Checkpoints fostered corruption, arbitrary confiscations of goods
The end has finally arrived. After 40 years of corruption, Mexico’s infamous “garitas” are being dismantled, thanks to new national legislation.
The garitas are secondary checkpoints, where customs officers can inspect vehicles outside an established 20-kilometer border strip, a privileged zone where taxation is lowered in order to promote and boost local economies.
Most notable of the garitas being abolished is the “Caobas” garita of Chetumal, in southeastern Mexico, in the state of Quintana Roo, bordering Belize and Guatemala. Here, thousands of people have been extorted for transporting alleged export merchandise without paying the established import tax fee.
Chetumal, as a border city, used to be a hub for the sale and acquisition of contraband until 1994, when the Belizean Free Zone was established. Up until the mid-1990s, the Caobas garita was literally bursting with confiscated goods, including stereos, televisions, clothing and, especially, Orient and Citizen watches, liquor, perfumes and Chinese shoes.
However, with the passing of time, the garitas acquired a reputation for being places where citizens were abused for owning certain types of goods. A person might have a Rolex around his wrist that was purchased 20 years before but if he had to cross a garita that was placed almost a hundred miles from the border, he had to produce documents proving its legal purchase, including tax documents, and he risked its confiscation by authorities. The same was true for stereos in vehicles and anything else being transported or worn, including footwear – Converse sneakers and Florsheim shoes in particular.

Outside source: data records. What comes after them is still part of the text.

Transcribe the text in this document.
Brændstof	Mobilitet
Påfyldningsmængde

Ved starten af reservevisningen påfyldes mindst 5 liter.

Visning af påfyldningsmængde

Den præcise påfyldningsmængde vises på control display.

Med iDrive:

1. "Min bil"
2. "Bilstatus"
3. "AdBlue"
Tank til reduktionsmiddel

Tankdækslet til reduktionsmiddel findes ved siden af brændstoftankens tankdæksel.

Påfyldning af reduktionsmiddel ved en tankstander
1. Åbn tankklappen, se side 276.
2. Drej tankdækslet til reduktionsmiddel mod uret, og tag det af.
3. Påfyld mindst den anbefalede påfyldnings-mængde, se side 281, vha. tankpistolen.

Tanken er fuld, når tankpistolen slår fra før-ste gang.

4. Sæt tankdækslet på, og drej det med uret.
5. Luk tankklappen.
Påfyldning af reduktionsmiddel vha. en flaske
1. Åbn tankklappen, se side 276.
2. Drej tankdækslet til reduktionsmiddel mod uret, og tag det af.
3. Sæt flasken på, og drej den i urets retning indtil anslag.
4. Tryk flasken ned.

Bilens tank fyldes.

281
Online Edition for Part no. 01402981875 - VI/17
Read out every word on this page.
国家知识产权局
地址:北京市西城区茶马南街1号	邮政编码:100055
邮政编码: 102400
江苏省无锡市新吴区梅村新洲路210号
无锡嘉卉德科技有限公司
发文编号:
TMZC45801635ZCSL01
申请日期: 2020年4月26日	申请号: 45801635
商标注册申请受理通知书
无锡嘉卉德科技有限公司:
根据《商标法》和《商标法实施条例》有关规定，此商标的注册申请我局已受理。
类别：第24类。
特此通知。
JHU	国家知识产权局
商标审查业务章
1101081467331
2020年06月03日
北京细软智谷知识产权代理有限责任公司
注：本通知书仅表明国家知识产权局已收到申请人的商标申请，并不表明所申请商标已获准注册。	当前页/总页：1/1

As a result, posting to garitas became one of the most coveted government positions. The power to inspect the tens of thousands of vehicles that crossed garitas on a monthly basis became overwhelming. For travelers, regardless of where they were coming from or going to, being ordered to return or report to the closest border checkpoint to legitimize possession of goods, regardless of when or where these were acquired, was comparable to a dreadful Kafkian nightmare – particularly if the checkpoints were located a hundred miles away.
Along Mexico’s northern border, the most infamous checkpoints were the Puerto de Janos and Samalayuca garitas in the state of Chihuahua, and the one known as Veintiséis, or Twenty-six, for its location at kilometer 26 along Federal Highway 85 in the state of Tamaulipas, just south of Nuevo Laredo.
From a purely legal perspective, the garitas were unconstitutional. The Mexican presidency was entitled to habilitate and designate the location of border customs checkpoints within the privileged 20 km strip. However, the majority of these were located outside this area. In addition to this, they were discriminatory due to the fact that anybody in transit outside these supposed privileged areas was not subject to customs inspections.
But all of this is history now thanks to a new fiscal reform adopted by the Mexican Congress. As of now, the 11 percent taxation zones along the 20 kilometer border strips have disappeared, the entire country is subject to a new 16 per cent tax fee and the garitas are to disappear completely by 2015.